3. Segmentation#

Function for this step: segmentPlane()

3.1. Segmentation Overview#

Warning

segmentPlane() will take significantly longer than the previous steps.

Much of work is about separating “good activity”, the flourescence changes that we can attribute to a single cell, vs “noise, which is everything else (including signal from other neurons).

To do this, we take advantage of the fact that a slow calcium signal is typically similar between adjacent frames.

The speed of transients, or the time it takes for the neuron to fully glow (rise time) and unglow (decay time), is a very important metric used to calculate several of the parameters for CNMF.

In particular, speed of transients relative to the frame rate can be thought of in terms of “how many frames does it take my calcium indicator to undergo a complete transients cycle”.

The flourescence of the proteins in our neurons is correlated with how active the neuron is. Turning this flourescence into “spikes” relies on several mathmatical operations to:

  • isolate neuronal activity from background activity (segmentation).

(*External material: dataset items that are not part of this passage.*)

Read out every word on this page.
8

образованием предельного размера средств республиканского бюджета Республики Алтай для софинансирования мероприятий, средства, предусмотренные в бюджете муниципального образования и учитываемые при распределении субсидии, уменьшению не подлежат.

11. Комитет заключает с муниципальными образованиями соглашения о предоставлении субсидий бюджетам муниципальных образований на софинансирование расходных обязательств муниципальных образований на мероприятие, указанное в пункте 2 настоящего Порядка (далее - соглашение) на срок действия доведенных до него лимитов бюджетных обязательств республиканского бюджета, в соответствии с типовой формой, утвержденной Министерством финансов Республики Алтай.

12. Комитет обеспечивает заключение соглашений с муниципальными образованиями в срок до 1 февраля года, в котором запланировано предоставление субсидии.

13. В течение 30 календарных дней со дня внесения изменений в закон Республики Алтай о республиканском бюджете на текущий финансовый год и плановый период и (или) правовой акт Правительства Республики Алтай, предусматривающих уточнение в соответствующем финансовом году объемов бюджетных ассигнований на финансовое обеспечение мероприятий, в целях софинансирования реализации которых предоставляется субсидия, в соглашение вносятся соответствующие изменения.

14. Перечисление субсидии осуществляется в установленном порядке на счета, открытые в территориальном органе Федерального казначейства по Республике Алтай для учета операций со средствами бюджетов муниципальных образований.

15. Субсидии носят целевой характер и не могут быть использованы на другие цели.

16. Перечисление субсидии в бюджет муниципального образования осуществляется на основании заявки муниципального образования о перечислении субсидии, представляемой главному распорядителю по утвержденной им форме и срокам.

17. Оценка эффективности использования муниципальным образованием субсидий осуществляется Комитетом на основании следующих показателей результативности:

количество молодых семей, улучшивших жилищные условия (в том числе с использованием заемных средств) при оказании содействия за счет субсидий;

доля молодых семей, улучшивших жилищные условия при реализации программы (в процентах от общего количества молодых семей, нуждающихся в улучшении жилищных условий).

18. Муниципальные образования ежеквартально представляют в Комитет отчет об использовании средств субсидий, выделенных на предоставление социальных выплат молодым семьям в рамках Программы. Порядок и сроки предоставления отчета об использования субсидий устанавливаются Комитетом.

  • infer the times of action potentials from the fluorescence traces (deconvolution).

A note on noisy data

Much of work is about separating “good activity”, the flourescence changes that we can attribute to a single cell, vs “noise, which is everything else (including signal from other neurons).

To do this, we take advantage of the fact that the slow calcium signal is typically very similar between adjacent frames.

See this blog post for a nice discussion on shot noise calculations and poisson processes.

3.2. Inputs#

Inputs are consistent with Registration, substituting::

NoRMCorreSetParams -> CNMFSetParams

All of the parameters and options fed into the codeCNMF pipeline are contained within a single MATLAB struct.

Note

There is an example file describing CNMF parameters at the root of this project. demo_CNMF_params.

3.3. Tuning CNMF#

To get an idea of the default parameters (what happens if you use CNMFSetParams() with no arguments), you can run the following code to see the defaults:

>> opts = CNMFSetParams()

There are several different thresholds that correlation coefficients must cross to be considered a “valid” neuron or a “valid” transient signal.

Below are the CNMF parameters that control these thresholds and allow tuning the algorithm to your dataset.

3.3.1. merge_thresh#

A correlation coefficient determining the amount of correlation between pixels in time needed to consider two neurons the same neuron.

  • The lower your resolution, the more “difficult” it is for CNMF to distinguish between two tight neurons, thus use a lower merge threshold.

  • This parameter heavily effects the number of neurons processed. It’s always better to have to many neurons vs too few, as you can never get a lost neuron back, but you can invalidate neurons in post-processing.

3.3.2. min_SNR#

The minimum signal-noise ratio needed for the algorithm to accept a neurons initialization (accept it as valid).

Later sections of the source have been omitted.